What Moms Really Think About Participation Trophies

It’s a polarizing topic that’s been debated for years. Are participation trophies for kids good or bad? We asked our Land O’ Frost Facebook community, a group consisting of over 74 thousand people.

As expected, the results varied. Many moms participated in the discussion within the comment section, and plenty of sound points were made on both sides.

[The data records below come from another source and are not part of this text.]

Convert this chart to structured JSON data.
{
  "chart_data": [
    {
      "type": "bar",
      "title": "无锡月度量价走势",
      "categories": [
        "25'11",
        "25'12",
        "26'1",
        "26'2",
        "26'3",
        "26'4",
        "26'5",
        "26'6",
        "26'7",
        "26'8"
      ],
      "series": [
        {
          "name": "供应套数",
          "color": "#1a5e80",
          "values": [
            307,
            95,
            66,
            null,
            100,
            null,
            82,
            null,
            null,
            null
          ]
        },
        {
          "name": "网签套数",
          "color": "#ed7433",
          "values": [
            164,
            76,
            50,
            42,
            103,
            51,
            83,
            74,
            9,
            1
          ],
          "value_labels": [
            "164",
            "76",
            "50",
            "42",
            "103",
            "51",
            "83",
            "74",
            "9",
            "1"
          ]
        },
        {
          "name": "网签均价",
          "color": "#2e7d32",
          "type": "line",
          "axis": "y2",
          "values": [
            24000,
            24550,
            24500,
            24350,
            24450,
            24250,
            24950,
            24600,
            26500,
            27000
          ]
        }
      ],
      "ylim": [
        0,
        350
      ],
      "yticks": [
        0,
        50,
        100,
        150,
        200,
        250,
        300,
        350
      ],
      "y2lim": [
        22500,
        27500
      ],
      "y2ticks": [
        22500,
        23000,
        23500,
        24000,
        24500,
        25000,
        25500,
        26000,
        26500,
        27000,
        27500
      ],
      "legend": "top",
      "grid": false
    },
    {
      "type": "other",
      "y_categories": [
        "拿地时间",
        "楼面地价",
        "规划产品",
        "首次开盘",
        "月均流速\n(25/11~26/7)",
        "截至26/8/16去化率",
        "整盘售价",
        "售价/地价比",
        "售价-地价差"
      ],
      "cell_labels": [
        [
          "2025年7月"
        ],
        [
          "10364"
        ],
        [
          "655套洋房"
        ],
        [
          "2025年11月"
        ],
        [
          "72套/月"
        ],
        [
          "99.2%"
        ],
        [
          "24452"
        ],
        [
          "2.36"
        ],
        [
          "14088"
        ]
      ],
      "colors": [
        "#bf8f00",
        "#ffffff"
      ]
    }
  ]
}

We compiled responses both for and against participation trophies. The debate was spirited but respectful. After all, this is about the kids. But it’s an interesting discussion and the following are what moms like you had to say:

Pro Participation

  • I’m for it. Everyone wins for not quitting!! – Cathy S.
  • For! Kids don’t want to be left out. They try very hard. – Jen H.
  • I think it’s a good idea for the little ones – say 10 years or below. They are so proud of their trophies! – Karian H.
  • Yes, I am because all kids need encouragement even if they don’t win. – Lisa S.
  • For a few years, they’re great. Let kids learn and have fun. Even if you aren’t good at it at first, you should still want to play. – Karen O.
  • It’s nice to be acknowledged for your effort. Because when you’re an adult, your coworkers are going to steal your gold. – MJ C.

Against Participation

  • They need to grow up with the understanding that you don’t always get rewarded for everything, like just showing up. It never hurt me not to get a trophy or ribbon. I only got what I worked for and won with my hard work. – Patricia B.
  • .. get what you earn. – Kim M.
  • Against, what is happening today is a product of people not knowing how to lose gracefully. Everyone is not a winner, you have to have losers to teach a point. – Shelley C.
  • I’m against the participation trophies. All they do is teach our kids that they should receive things for nothing. I want my son to learn he must work hard and earn what he gets. In life, you don’t get handouts so why teach our children it does? – Saundra D.
  • I’ve taught my children how to handle loss, disappointment, winning, that giving your all is the expectation but not always enough, and sometimes you are not the best all without a participation award. – Wendy R.
  • My kids are in 4-H. They give a participation ribbon to kids five to eight, which they all hate by the time they are six. They want real ribbons and real competition. They learn to lose gracefully, analyze what they did, figure out how to improve by the next contest and when they win it means something. Always earned never given is the motto on our trophy shelf. – Cindy P.